In der Fabrik fiel ihr das Dach auf den Kopf
Silvia Eha stammt aus Schömberg im Zollernalbkreis. Das ist der Ort mit einer hohen Häufung von Originalen, dem weitbekannten Stausee und einer Fasnacht, die ihresgleichen sucht. Das sagen mindestens die Schömberger. Nach der Schule lernte Silvia Einzelhandelskauffrau, ihr Lehrbetrieb war auf Kindermoden spezialisiert. Später ging sie in eine Fabrik und stand am Band. „Da fiel mir das Dach auf den Kopf“, erinnert sie sich. Der Lohn war in Ordnung. Doch drückte die Langeweile, während sie mechanisch Metallteile durch ihre Finger gleiten ließ. Etwas Neues musste her, das ihrem Bewegungsdrang gerecht wurde.

Die kräftige Frau entschied sich für einen Beruf, in dem Frauen so häufig sind wie in der Jägerei. Also wurde sie Kraftfahrerin. Das Geradeausfahren war kein Problem, aber das Rückwärtsfahren mit Hänger oder Aufleger schon anspruchsvoller. „Das Einparken musste ich erst lernen“, berichtet sie über die ersten Fahrstunden. Der Fahrlehrer war geduldig. Über ihre männlichen Kollegen, häufig einen Kopf größer, spricht sie nur Gutes. „Die waren immer hilfsbereit“, sagt sie – und stolz darauf, dass eine Frau die eingefleischte Zunft aufmischt.
Ihr Fahrerhaus erinnert sie an die USA
Wir sitzen im Fahrerhaus ihres MAN TDX. Ein komfortables Gehäuse mit guter 180-Grad-Sicht, Schlafkoje, Kaffeemaschine. Körperliche Kraft benötigt sie höchstens für das Beladen oder das Löschen. Das Lenken der dieselgetriebenen Bullen wird zum Kinderspiel. Dank Servolenkung, zahlreichen Helferlein und unsichtbaren Motoren.
Wir reden über Freiheit. Während die Kaffeemaschine blubbert, erklärt Silvia, warum sie bis zum 67. Lebensjahr den Brummi steuern wird. Es hat mit ihrem Bild der Vereinigten Staaten zu tun, das sich extrem vom Antiamerikanismus abhebt. Sie liebt die USA, ihre Landschaften und Menschen. „Die Weite imponiert mir“, sagt sie. Die gebe es in Baden-Württemberg nicht, und schon gar nicht auf den Straßen.

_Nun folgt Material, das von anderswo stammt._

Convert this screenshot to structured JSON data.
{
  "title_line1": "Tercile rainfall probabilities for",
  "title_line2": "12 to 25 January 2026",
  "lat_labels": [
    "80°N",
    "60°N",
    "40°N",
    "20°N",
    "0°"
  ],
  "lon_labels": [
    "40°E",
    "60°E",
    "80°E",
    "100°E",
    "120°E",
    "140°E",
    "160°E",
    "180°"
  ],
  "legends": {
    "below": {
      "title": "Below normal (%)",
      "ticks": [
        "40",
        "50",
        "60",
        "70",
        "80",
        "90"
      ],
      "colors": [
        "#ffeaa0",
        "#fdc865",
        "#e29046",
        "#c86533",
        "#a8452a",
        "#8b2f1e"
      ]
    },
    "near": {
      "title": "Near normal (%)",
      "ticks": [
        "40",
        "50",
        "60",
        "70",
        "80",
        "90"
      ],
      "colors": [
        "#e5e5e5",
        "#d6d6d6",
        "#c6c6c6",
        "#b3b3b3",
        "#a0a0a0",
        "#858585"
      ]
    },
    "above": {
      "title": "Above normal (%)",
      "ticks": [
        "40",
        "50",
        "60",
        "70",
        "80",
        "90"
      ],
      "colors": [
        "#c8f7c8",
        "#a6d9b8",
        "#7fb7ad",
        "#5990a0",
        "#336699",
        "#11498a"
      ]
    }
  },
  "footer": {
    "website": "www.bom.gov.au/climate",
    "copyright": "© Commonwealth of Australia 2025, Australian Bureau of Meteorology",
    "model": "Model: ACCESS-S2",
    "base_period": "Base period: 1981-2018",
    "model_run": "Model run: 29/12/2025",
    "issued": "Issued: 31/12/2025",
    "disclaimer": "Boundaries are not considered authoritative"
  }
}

Kreuz und quer durch die Staaten
Auch deshalb war sie schon ein Dutzend Mal drüben. Mit ihrem Freund Rudolf hat sie das Land bereist. Die endlosen Landschaften mit einsamen Tankstellen im Mittleren Westen ebenso wie wuchernde Autobahnkreuze. Sie erlebte Nordamerika als ausgefaltete Straßenkarte mit vielen weißen Flecken. Ein Roadmovie mit Mietwagen, Caravans und Wohnmobilen. Und immer: Straße, rollende Räder, Bewegung.
Nach Freiheit ist ihr auch zumute, wenn sie für ihren Arbeitgeber Trockensand durch die Lande schaukelt. Spedition Sievert ist in der Bauwirtschaft tätig und karrt für Baufirmen feine Kalkprodukte durch die Lande. Silvia ist eine der Fahrerinnen dort, man muss es einmal krass sagen: Manches Grundstück bliebe unbebaut, wenn sie nicht jeden Werktag um 4.15 Uhr den Turbodiesel starten würde.
Am frühen Morgen ist die Trucker-Welt noch in Ordnung
4 Uhr 15 ist keine Allerweltszeit. Damit sie morgens fit ist, geht sie früh ins Bett (ins „Nescht“, wie sie sagt). Ihre Arbeit tritt sie stets dezent geschminkt an. „Das ist mir wichtig“, sagt sie. Die Frau genießt die Ruhe, wenn sie über fünf kurze Eisentritte in den weißen MAN klettert. Die B 27 ist so gut wie menschenleer, keine Abgase trüben den Morgen. Bis der blütenweiße MAN mit einer Frau am Steuer das Werksgelände verlässt und losbrettert.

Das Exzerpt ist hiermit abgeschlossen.